Xītán sānmì chāo 悉曇三密鈔

Anthology on Siddham and the Three Esoteric Mysteries by 淨嚴 Jōgon (撰)

About the work

A seven-fascicle Siddham scholarly treatise by Jōgon 淨嚴 淨嚴 (1639–1702), the foremost Edo-period Shingon scholar and the principal modern restorer of the Japanese Siddham tradition. The CANWWW catalog gives the title with two opening Sanskrit characters plus Sanmitsu-shō — i.e. the title properly opens with the Sanskrit bīja a-vam-ham or similar, which the Taishō print represents as ●(梵字)●(梵字)三密鈔; the conventional Japanese reading is Shittan Sanmitsu-shō.

The work is the principal Edo-period revival of Siddham scholarship after a long period of decline through the late medieval period (15th–16th c.), when the Japanese Siddham tradition had become increasingly formulaic.

Abstract

The seven fascicles cover the Siddham corpus with three principal innovations beyond the classical Heian-Kamakura tradition: (1) comparative philological work incorporating the modern (i.e. Ming-Qing) Chinese scholarly tradition on Sanskrit — Jōgon had access to Chinese Ming-period reference works that the Heian-Kamakura scholars had not; (2) systematic phonological analysis of the Sanskrit-Chinese-Japanese phonological correspondences, with attention to the historical shifts in each tradition; (3) integration with the Shingon ritual practice of Jōgon’s day — Jōgon was a working Shingon practitioner and his Siddham scholarship is grounded in actual ritual application.

Jōgon was the founder of the Shingon Risshū 真言律宗 (Shingon Vinaya) reform movement of the late 17th c., which aimed to restore strict monastic discipline alongside the Shingon esoteric ritual practice. His Siddham scholarship is part of that broader reform: he is concerned to recover the authentic Sanskrit pronunciation of the mantras and dhāraṇī precisely because — in the Sanmitsu (三密, “three mysteries”) theory of Shingon — the mantric dimension of ritual is one of the three essential elements (body, speech, mind), and inaccurate pronunciation undermines the soteriological efficacy of the practice.

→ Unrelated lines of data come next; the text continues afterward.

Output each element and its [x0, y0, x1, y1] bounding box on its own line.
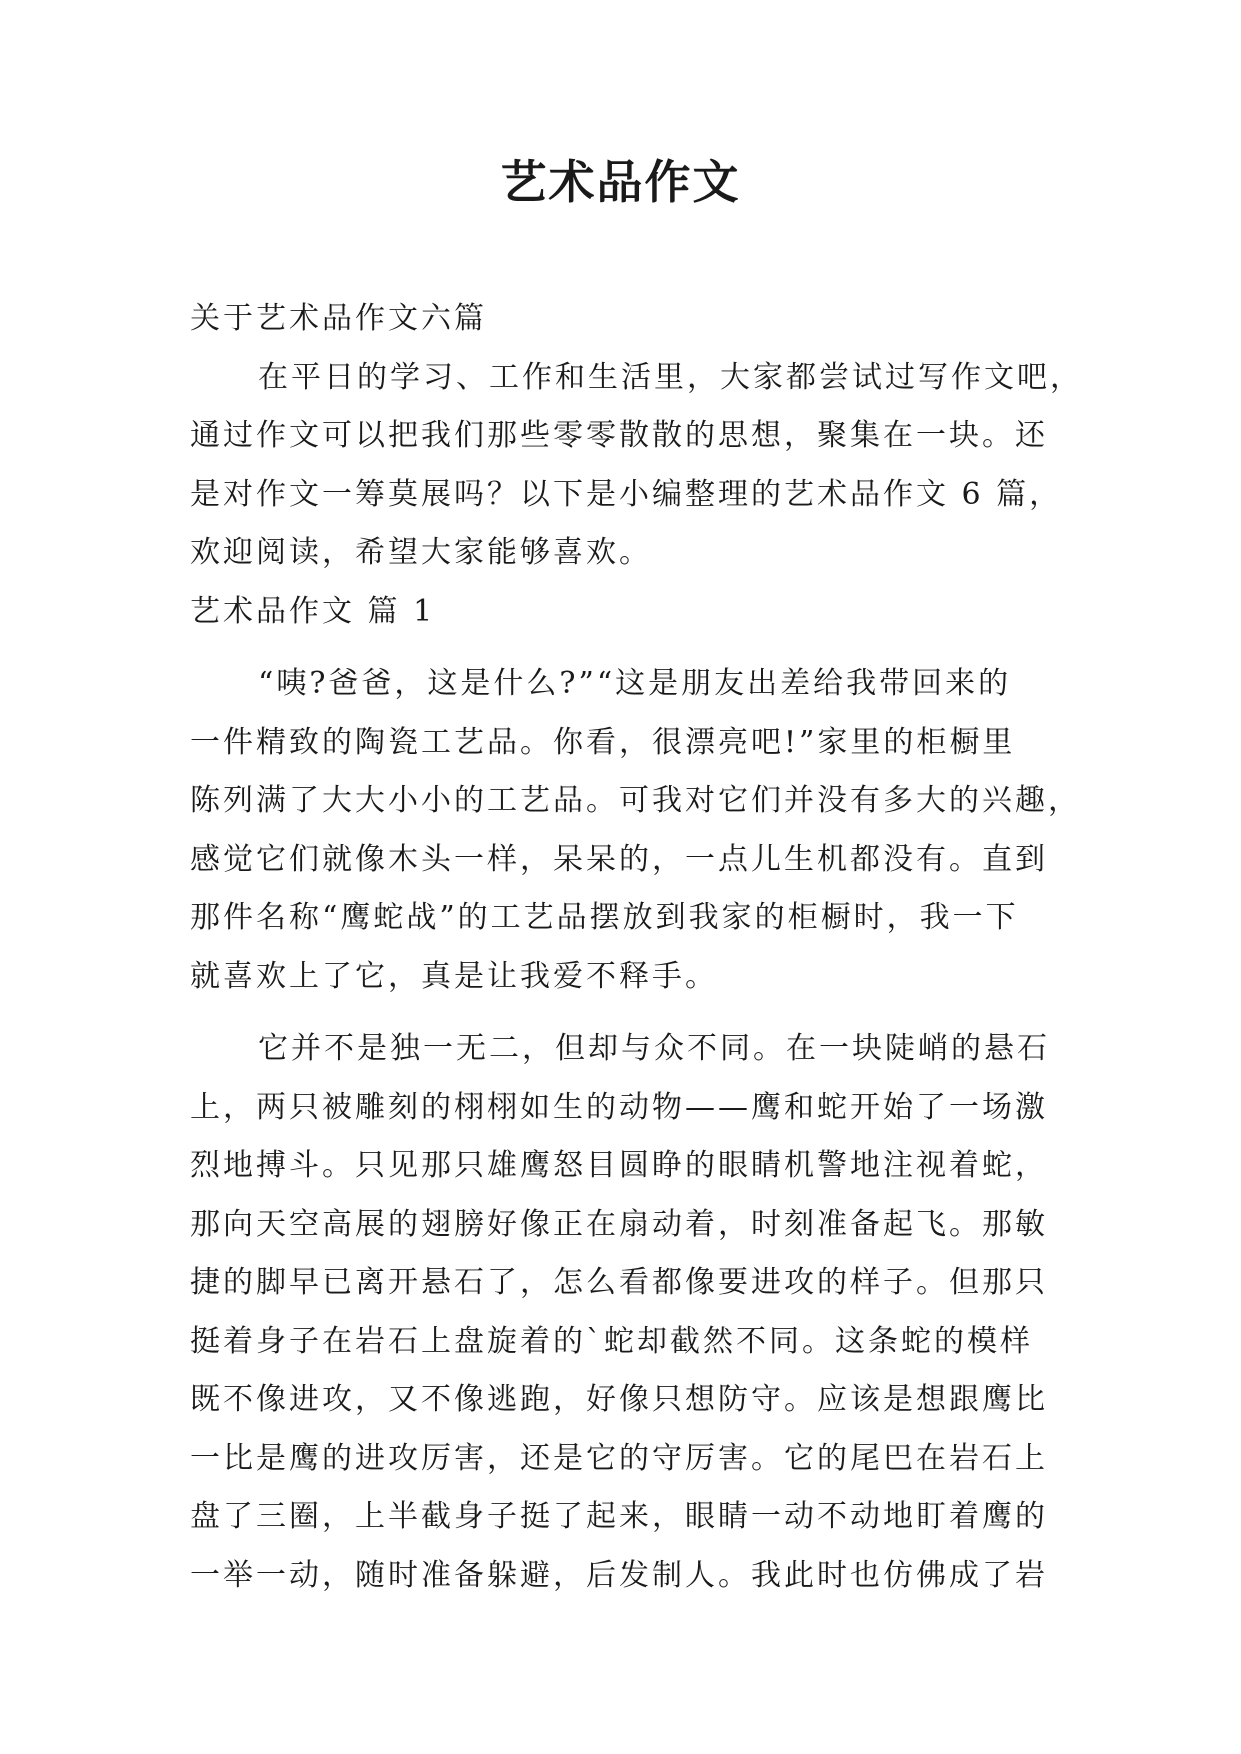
section-heading: 艺术品作文 篇 1 — [190, 593, 436, 629]
paragraph-2 — [190, 1020, 1060, 1605]
document-title: 艺术品作文 — [500, 155, 741, 209]
paragraph-line: 感觉它们就像木头一样，呆呆的，一点儿生机都没有。直到 — [190, 841, 1048, 877]
paragraph-line: 那向天空高展的翅膀好像正在扇动着，时刻准备起飞。那敏 — [190, 1206, 1048, 1242]
paragraph-line: 一件精致的陶瓷工艺品。你看，很漂亮吧!”家里的柜橱里 — [190, 724, 1016, 760]
paragraph-line: 捷的脚早已离开悬石了，怎么看都像要进攻的样子。但那只 — [190, 1265, 1048, 1300]
paragraph-line: 既不像进攻，又不像逃跑，好像只想防守。应该是想跟鹰比 — [190, 1382, 1048, 1417]
paragraph-1 — [190, 655, 1081, 1006]
paragraph-line: 欢迎阅读，希望大家能够喜欢。 — [190, 535, 652, 570]
paragraph-line: 是对作文一筹莫展吗？以下是小编整理的艺术品作文 6 篇， — [190, 476, 1063, 512]
document-body — [190, 290, 1083, 1605]
intro-paragraph — [190, 349, 1083, 583]
document-subtitle: 关于艺术品作文六篇 — [190, 301, 487, 336]
paragraph-line: 一举一动，随时准备躲避，后发制人。我此时也仿佛成了岩 — [190, 1557, 1048, 1593]
paragraph-line: 陈列满了大大小小的工艺品。可我对它们并没有多大的兴趣， — [190, 783, 1081, 818]
paragraph-line: 一比是鹰的进攻厉害，还是它的守厉害。它的尾巴在岩石上 — [190, 1440, 1048, 1476]
paragraph-line: 它并不是独一无二，但却与众不同。在一块陡峭的悬石 — [258, 1031, 1050, 1066]
paragraph-line: 就喜欢上了它，真是让我爱不释手。 — [190, 958, 718, 994]
paragraph-line: “咦?爸爸，这是什么?”“这是朋友出差给我带回来的 — [258, 666, 1012, 701]
paragraph-line: 挺着身子在岩石上盘旋着的`蛇却截然不同。这条蛇的模样 — [190, 1323, 1033, 1359]
paragraph-line: 在平日的学习、工作和生活里，大家都尝试过写作文吧， — [258, 359, 1083, 395]
paragraph-line: 盘了三圈，上半截身子挺了起来，眼睛一动不动地盯着鹰的 — [190, 1499, 1048, 1534]
paragraph-line: 通过作文可以把我们那些零零散散的思想，聚集在一块。还 — [190, 418, 1048, 453]
paragraph-line: 那件名称“鹰蛇战”的工艺品摆放到我家的柜橱时，我一下 — [190, 900, 1019, 935]
paragraph-line: 上，两只被雕刻的栩栩如生的动物——鹰和蛇开始了一场激 — [190, 1089, 1048, 1125]
paragraph-line: 烈地搏斗。只见那只雄鹰怒目圆睁的眼睛机警地注视着蛇， — [190, 1148, 1048, 1183]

The work is doctrinally and philologically the most rigorous Japanese Siddham treatise of the early modern period. Jōgon’s influence shaped the Daigo-ji / Shingi-Shingon Siddham tradition through the 18th and 19th c. and provided the textual foundation on which the modern academic Sanskrit philology of Japan (beginning in the late 19th c. with figures such as Nanjō Bun’yū 南條文雄 and Takakusu Junjirō 高楠順次郎) could build.

Date. Composition over Jōgon’s mature career, c. 1680–1702. He died at age 64 in Genroku 15 / 1702.

Structural Division

The CANWWW entry (div25.xml, T84N2710) records the work as a 7-fascicle treatise by Jōgon with no internal toc sub-list and no related-text cross-references tabulated.

Translations and research

Critical edition: Taishō vol. 84. No English translation. Major studies: R. H. van Gulik, Siddham (1956), substantial discussion of Jōgon; Yamanaka Yukio, Nihon shittan-gaku no kenkyū (Hōzōkan, 1981); Watanabe Shōkō 渡邊照宏, Jōgon Risshi no Bonkan kotenshū 淨嚴律師の梵漢古典集 (Tōhō Bunka, 1968); on Jōgon’s broader Shingon Risshū movement: Paul B. Watt, “Jiun Onkō (1718–1804): A Response to Confucianism within the Context of Buddhist Reform,” Studies on Religion in Tokugawa Japan (1996).